Leslie Van Houten, the Charles Manson follower who was convicted of murder in the stabbing deaths of Leno and Rosemary LaBianca, is one step closer to being set free from prison. The parole board recommended she be paroled, after nineteen times of denying her request.
Leslie is sixty-six, grey haired, she wears glasses, she is not the nineteen year old strung out on drugs under the influence of a madman she was when the murders took place. She has been a model prisoner. She received her Bachelors degree then her Master’s while incarcerated, she organized self-help groups for women prisoners; she has shown appropriate remorse and contrition for involvement in the slayings. She was said to be the least involved in the slayings. She has testified to her great shame and sadness in reflecting on what she did, but should she be set free?
I guess the answer is yes, only because it follows the letter of the law. Her sentence includes the possibility of parole, hence the nineteen prior times coming before the parole board. Parole is supposed to be based on a prisoner’s behavior in prison, and their taking responsibility for their actions. She has never had an infraction in prison, she has shown remorse, she has done everything in her power to be granted parole…but the question still remains, should she be set free? Cory LaBianca, Leno’s son, will tell you, ‘no’, she shouldn’t, and certainly anyone can understand why he would feel that way.

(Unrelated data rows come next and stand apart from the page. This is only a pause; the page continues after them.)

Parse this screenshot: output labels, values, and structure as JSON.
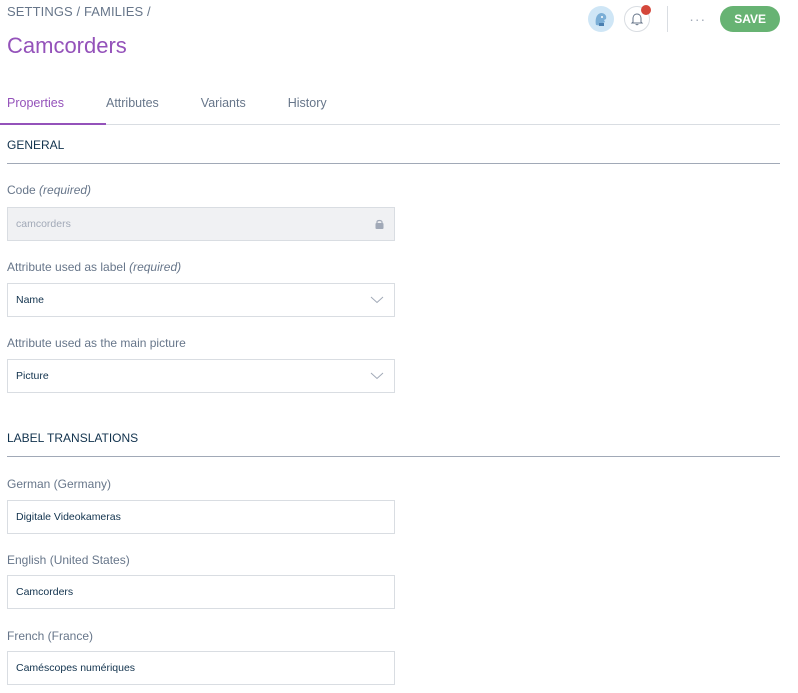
{
  "breadcrumb": "SETTINGS / FAMILIES /",
  "title": "Camcorders",
  "header": {
    "avatar_icon": "user-avatar-icon",
    "notification_icon": "bell-icon",
    "more_label": "···",
    "save_label": "SAVE",
    "colors": {
      "accent": "#9452ba",
      "save": "#67b373",
      "notification_dot": "#d4473b"
    }
  },
  "tabs": [
    {
      "label": "Properties",
      "active": true
    },
    {
      "label": "Attributes",
      "active": false
    },
    {
      "label": "Variants",
      "active": false
    },
    {
      "label": "History",
      "active": false
    }
  ],
  "general": {
    "section_title": "GENERAL",
    "code": {
      "label": "Code",
      "required": "(required)",
      "value": "camcorders",
      "locked": true
    },
    "label_attribute": {
      "label": "Attribute used as label",
      "required": "(required)",
      "value": "Name"
    },
    "picture_attribute": {
      "label": "Attribute used as the main picture",
      "value": "Picture"
    }
  },
  "translations": {
    "section_title": "LABEL TRANSLATIONS",
    "items": [
      {
        "label": "German (Germany)",
        "value": "Digitale Videokameras"
      },
      {
        "label": "English (United States)",
        "value": "Camcorders"
      },
      {
        "label": "French (France)",
        "value": "Caméscopes numériques"
      }
    ]
  }
}
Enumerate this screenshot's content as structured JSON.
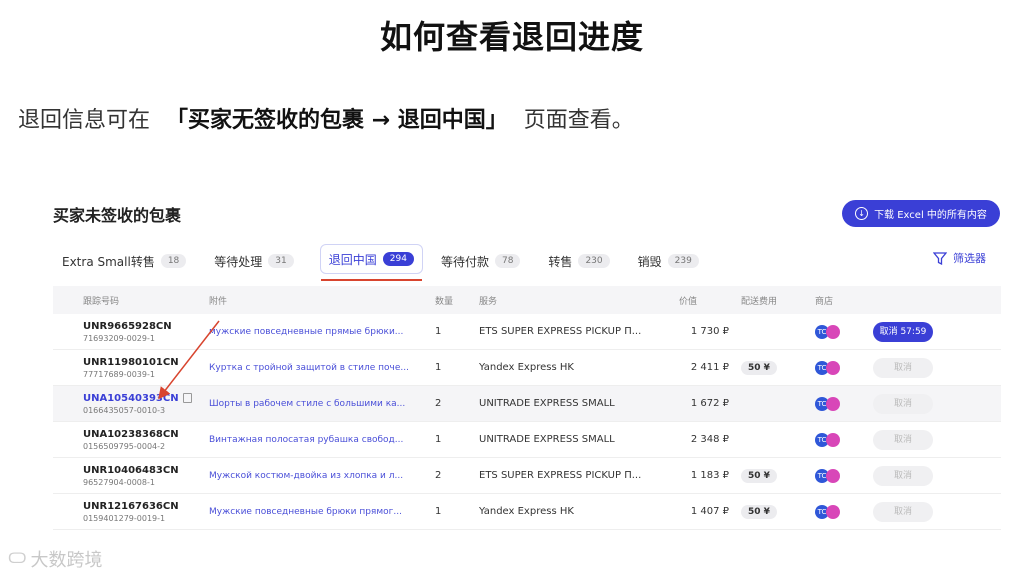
{
  "slide": {
    "title": "如何查看退回进度",
    "intro_prefix": "退回信息可在",
    "intro_path": "「买家无签收的包裹 → 退回中国」",
    "intro_suffix": "页面查看。"
  },
  "panel": {
    "title": "买家未签收的包裹",
    "download_label": "下载 Excel 中的所有内容",
    "filter_label": "筛选器",
    "tabs": [
      {
        "label": "Extra Small转售",
        "count": "18"
      },
      {
        "label": "等待处理",
        "count": "31"
      },
      {
        "label": "退回中国",
        "count": "294"
      },
      {
        "label": "等待付款",
        "count": "78"
      },
      {
        "label": "转售",
        "count": "230"
      },
      {
        "label": "销毁",
        "count": "239"
      }
    ],
    "columns": [
      "跟踪号码",
      "附件",
      "数量",
      "服务",
      "价值",
      "配送费用",
      "商店",
      ""
    ],
    "rows": [
      {
        "tracking": "UNR9665928CN",
        "sub": "71693209-0029-1",
        "item": "мужские повседневные прямые брюки...",
        "qty": "1",
        "service": "ETS SUPER EXPRESS PICKUP П...",
        "value": "1 730 ₽",
        "fee": "",
        "action": "取消 57:59"
      },
      {
        "tracking": "UNR11980101CN",
        "sub": "77717689-0039-1",
        "item": "Куртка с тройной защитой в стиле поче...",
        "qty": "1",
        "service": "Yandex Express HK",
        "value": "2 411 ₽",
        "fee": "50 ¥",
        "action": "取消"
      },
      {
        "tracking": "UNA10540393CN",
        "sub": "0166435057-0010-3",
        "item": "Шорты в рабочем стиле с большими ка...",
        "qty": "2",
        "service": "UNITRADE EXPRESS SMALL",
        "value": "1 672 ₽",
        "fee": "",
        "action": "取消"
      },
      {
        "tracking": "UNA10238368CN",
        "sub": "0156509795-0004-2",
        "item": "Винтажная полосатая рубашка свобод...",
        "qty": "1",
        "service": "UNITRADE EXPRESS SMALL",
        "value": "2 348 ₽",
        "fee": "",
        "action": "取消"
      },
      {
        "tracking": "UNR10406483CN",
        "sub": "96527904-0008-1",
        "item": "Мужской костюм-двойка из хлопка и л...",
        "qty": "2",
        "service": "ETS SUPER EXPRESS PICKUP П...",
        "value": "1 183 ₽",
        "fee": "50 ¥",
        "action": "取消"
      },
      {
        "tracking": "UNR12167636CN",
        "sub": "0159401279-0019-1",
        "item": "Мужские повседневные брюки прямог...",
        "qty": "1",
        "service": "Yandex Express HK",
        "value": "1 407 ₽",
        "fee": "50 ¥",
        "action": "取消"
      }
    ],
    "store_badge": "TC"
  },
  "watermark": "大数跨境",
  "colors": {
    "accent": "#3a3fd6",
    "arrow": "#d8442e"
  }
}
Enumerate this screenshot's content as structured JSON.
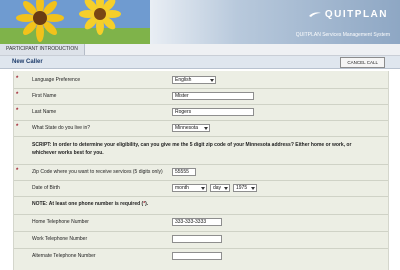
{
  "header": {
    "brand": "QUITPLAN",
    "subtitle": "QUITPLAN Services Management System"
  },
  "nav": {
    "tab": "PARTICIPANT INTRODUCTION"
  },
  "titlebar": {
    "title": "New Caller",
    "cancel_label": "CANCEL CALL"
  },
  "form": {
    "language": {
      "label": "Language Preference",
      "value": "English"
    },
    "first_name": {
      "label": "First Name",
      "value": "Mister"
    },
    "last_name": {
      "label": "Last Name",
      "value": "Rogers"
    },
    "state": {
      "label": "What State do you live in?",
      "value": "Minnesota"
    },
    "script": {
      "prefix": "SCRIPT: In order to determine your eligibility, can you give me the 5 digit zip code of your Minnesota address? Either home or work, or whichever works best for you."
    },
    "zip": {
      "label": "Zip Code where you want to receive services (5 digits only)",
      "value": "55555"
    },
    "dob": {
      "label": "Date of Birth",
      "month": "month",
      "day": "day",
      "year": "1975"
    },
    "note": {
      "text": "NOTE: At least one phone number is required (",
      "star": "*",
      "end": ")."
    },
    "home_phone": {
      "label": "Home Telephone Number",
      "value": "333-333-3333"
    },
    "work_phone": {
      "label": "Work Telephone Number",
      "value": ""
    },
    "alt_phone": {
      "label": "Alternate Telephone Number",
      "value": ""
    }
  },
  "colors": {
    "brand_blue": "#8ea7c4",
    "required_star": "#a02030",
    "form_bg": "#eceee4"
  }
}
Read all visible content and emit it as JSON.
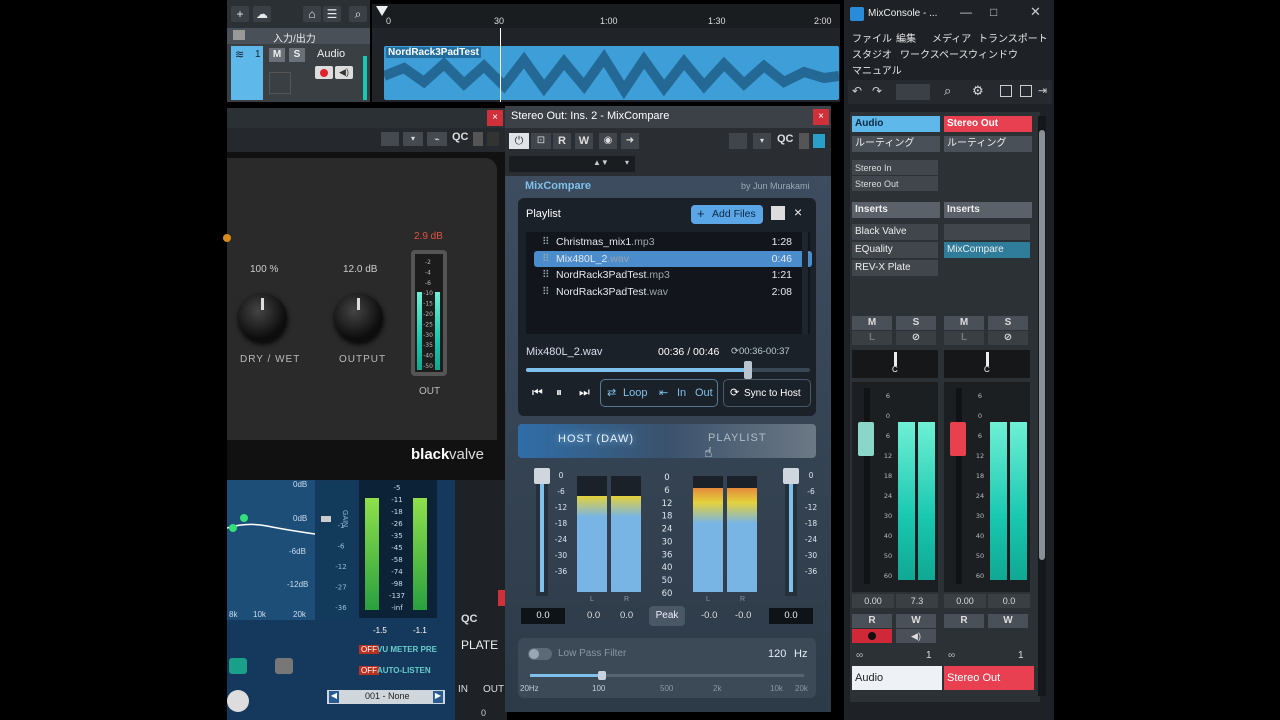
{
  "daw": {
    "ruler_ticks": [
      "0",
      "30",
      "1:00",
      "1:30",
      "2:00"
    ],
    "track": {
      "folder_label": "入力/出力",
      "number": "1",
      "mute_label": "M",
      "solo_label": "S",
      "name": "Audio",
      "clip_name": "NordRack3PadTest"
    }
  },
  "blackvalve": {
    "toolbar_qc": "QC",
    "peak_readout": "2.9 dB",
    "drywet_value": "100 %",
    "drywet_label": "DRY / WET",
    "output_value": "12.0 dB",
    "output_label": "OUTPUT",
    "meter_label": "OUT",
    "meter_scale": [
      "-2",
      "-4",
      "-6",
      "-10",
      "-15",
      "-20",
      "-25",
      "-30",
      "-35",
      "-40",
      "-50"
    ],
    "brand_bold": "black",
    "brand_light": "valve"
  },
  "eq_plugin": {
    "db_labels": [
      "0dB",
      "0dB",
      "-6dB",
      "-12dB"
    ],
    "freq_labels": [
      "8k",
      "10k",
      "20k"
    ],
    "gain_label": "GAIN",
    "scale": [
      "-1",
      "-6",
      "-12",
      "-27",
      "-36"
    ],
    "vu_scale": [
      "-5",
      "-11",
      "-18",
      "-26",
      "-35",
      "-45",
      "-58",
      "-74",
      "-98",
      "-137",
      "-inf"
    ],
    "vu_readouts": [
      "-1.5",
      "-1.1"
    ],
    "off1": "OFF",
    "vu_pre_label": "VU METER PRE",
    "off2": "OFF",
    "autolisten_label": "AUTO-LISTEN",
    "preset": "001 - None"
  },
  "plate_plugin": {
    "qc": "QC",
    "name": "PLATE",
    "in_label": "IN",
    "out_label": "OUT",
    "out_value": "0"
  },
  "mixcompare": {
    "window_title": "Stereo Out: Ins. 2 - MixCompare",
    "qc_label": "QC",
    "r_label": "R",
    "w_label": "W",
    "product_name": "MixCompare",
    "author": "by Jun Murakami",
    "playlist_title": "Playlist",
    "add_files_label": "Add Files",
    "playlist": [
      {
        "name": "Christmas_mix1",
        "ext": ".mp3",
        "duration": "1:28"
      },
      {
        "name": "Mix480L_2",
        "ext": ".wav",
        "duration": "0:46"
      },
      {
        "name": "NordRack3PadTest",
        "ext": ".mp3",
        "duration": "1:21"
      },
      {
        "name": "NordRack3PadTest",
        "ext": ".wav",
        "duration": "2:08"
      }
    ],
    "active_index": 1,
    "now_playing": "Mix480L_2.wav",
    "time_position": "00:36 / 00:46",
    "loop_range": "00:36-00:37",
    "progress": 0.78,
    "loop_label": "Loop",
    "in_label": "In",
    "out_label": "Out",
    "sync_label": "Sync to Host",
    "host_label": "HOST (DAW)",
    "playlist_switch_label": "PLAYLIST",
    "meter_scale": [
      "0",
      "6",
      "12",
      "18",
      "24",
      "30",
      "36",
      "40",
      "50",
      "60"
    ],
    "fader_scale": [
      "0",
      "-6",
      "-12",
      "-18",
      "-24",
      "-30",
      "-36"
    ],
    "left_fader_value": "0.0",
    "right_fader_value": "0.0",
    "meter_readouts": [
      "0.0",
      "0.0",
      "-0.0",
      "-0.0"
    ],
    "channel_lr": [
      "L",
      "R",
      "L",
      "R"
    ],
    "peak_label": "Peak",
    "lpf_label": "Low Pass Filter",
    "lpf_value": "120",
    "lpf_unit": "Hz",
    "lpf_scale": [
      "20Hz",
      "100",
      "500",
      "2k",
      "10k",
      "20k"
    ]
  },
  "mixconsole": {
    "title": "MixConsole - ...",
    "menu": [
      "ファイル",
      "編集",
      "メディア",
      "トランスポート",
      "スタジオ",
      "ワークスペース",
      "ウィンドウ",
      "マニュアル"
    ],
    "strips": [
      {
        "name": "Audio",
        "color": "#5fb8ea",
        "routing": "ルーティング",
        "io": [
          "Stereo In",
          "Stereo Out"
        ],
        "inserts_label": "Inserts",
        "inserts": [
          "Black Valve",
          "EQuality",
          "REV-X Plate"
        ],
        "mute": "M",
        "solo": "S",
        "listen": "L",
        "pan": "C",
        "fader_scale": [
          "6",
          "0",
          "6",
          "12",
          "18",
          "24",
          "30",
          "40",
          "50",
          "60"
        ],
        "readouts": [
          "0.00",
          "7.3"
        ],
        "read": "R",
        "write": "W",
        "channel_number": "1"
      },
      {
        "name": "Stereo Out",
        "color": "#e84050",
        "routing": "ルーティング",
        "inserts_label": "Inserts",
        "inserts": [
          "",
          "MixCompare"
        ],
        "mute": "M",
        "solo": "S",
        "listen": "L",
        "pan": "C",
        "fader_scale": [
          "6",
          "0",
          "6",
          "12",
          "18",
          "24",
          "30",
          "40",
          "50",
          "60"
        ],
        "readouts": [
          "0.00",
          "0.0"
        ],
        "read": "R",
        "write": "W",
        "channel_number": "1"
      }
    ]
  }
}
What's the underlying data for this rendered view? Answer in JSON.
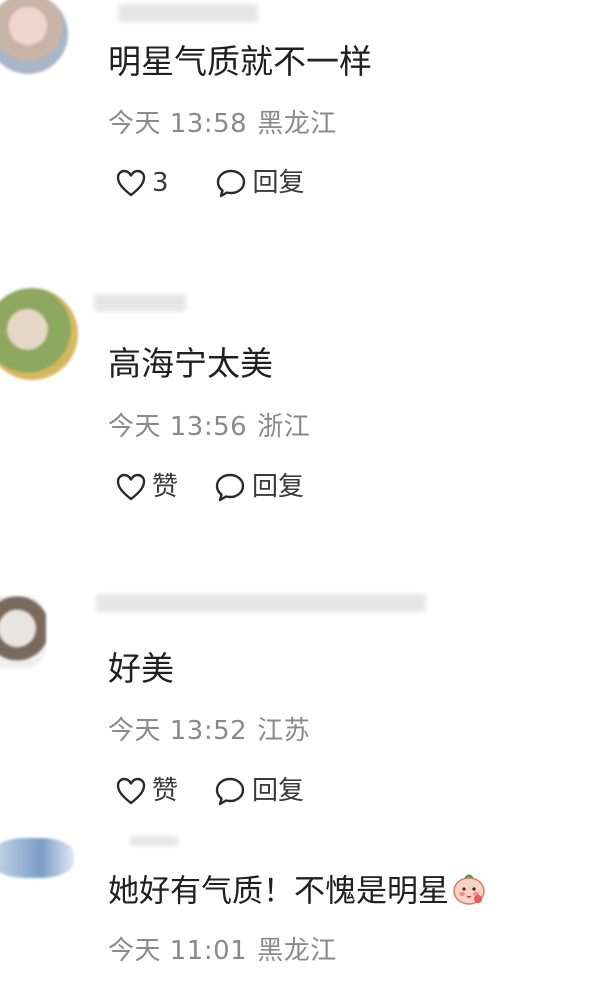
{
  "comments": [
    {
      "text": "明星气质就不一样",
      "time": "今天 13:58",
      "location": "黑龙江",
      "like_label": "3",
      "reply_label": "回复"
    },
    {
      "text": "高海宁太美",
      "time": "今天 13:56",
      "location": "浙江",
      "like_label": "赞",
      "reply_label": "回复"
    },
    {
      "text": "好美",
      "time": "今天 13:52",
      "location": "江苏",
      "like_label": "赞",
      "reply_label": "回复"
    },
    {
      "text": "她好有气质！不愧是明星",
      "emoji_icon": "blushing-face-emoji",
      "time": "今天 11:01",
      "location": "黑龙江"
    }
  ],
  "icons": {
    "like": "heart-outline-icon",
    "reply": "speech-bubble-icon"
  },
  "colors": {
    "background": "#ffffff",
    "text": "#202020",
    "meta": "#8a8a8a"
  }
}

My question would be, why would she want to be set free? She is sixty-six. I can’t imagine she has family to take her in, friends who would offer a safe harbor. What can the outside world hold for a woman who is so notorious, so loathed by so many, who hasn’t ever held a job in the real world, someone who knows nothing of life? I wonder where she would go, where she would live, who would hire her, who would call themself her friend? I could be wrong, there might be many people willing to help her, willing to give her a second chance, but at sixty-six, it wouldn’t be easy to find your way in a world you have been absent from since barely out of your teens.
I think it’s moot. I doubt Governor Jerry Brown will grant her parole. Politically it doesn’t make sense. The Manson murders are too notorious, too awful, too ingrained in the public’s conscience to allow one of the followers freedom. Maybe, I’m wrong, and he’ll grant her parole…
If he does, and I could say anything to Leslie, I would simply say, “be careful what you wish for.”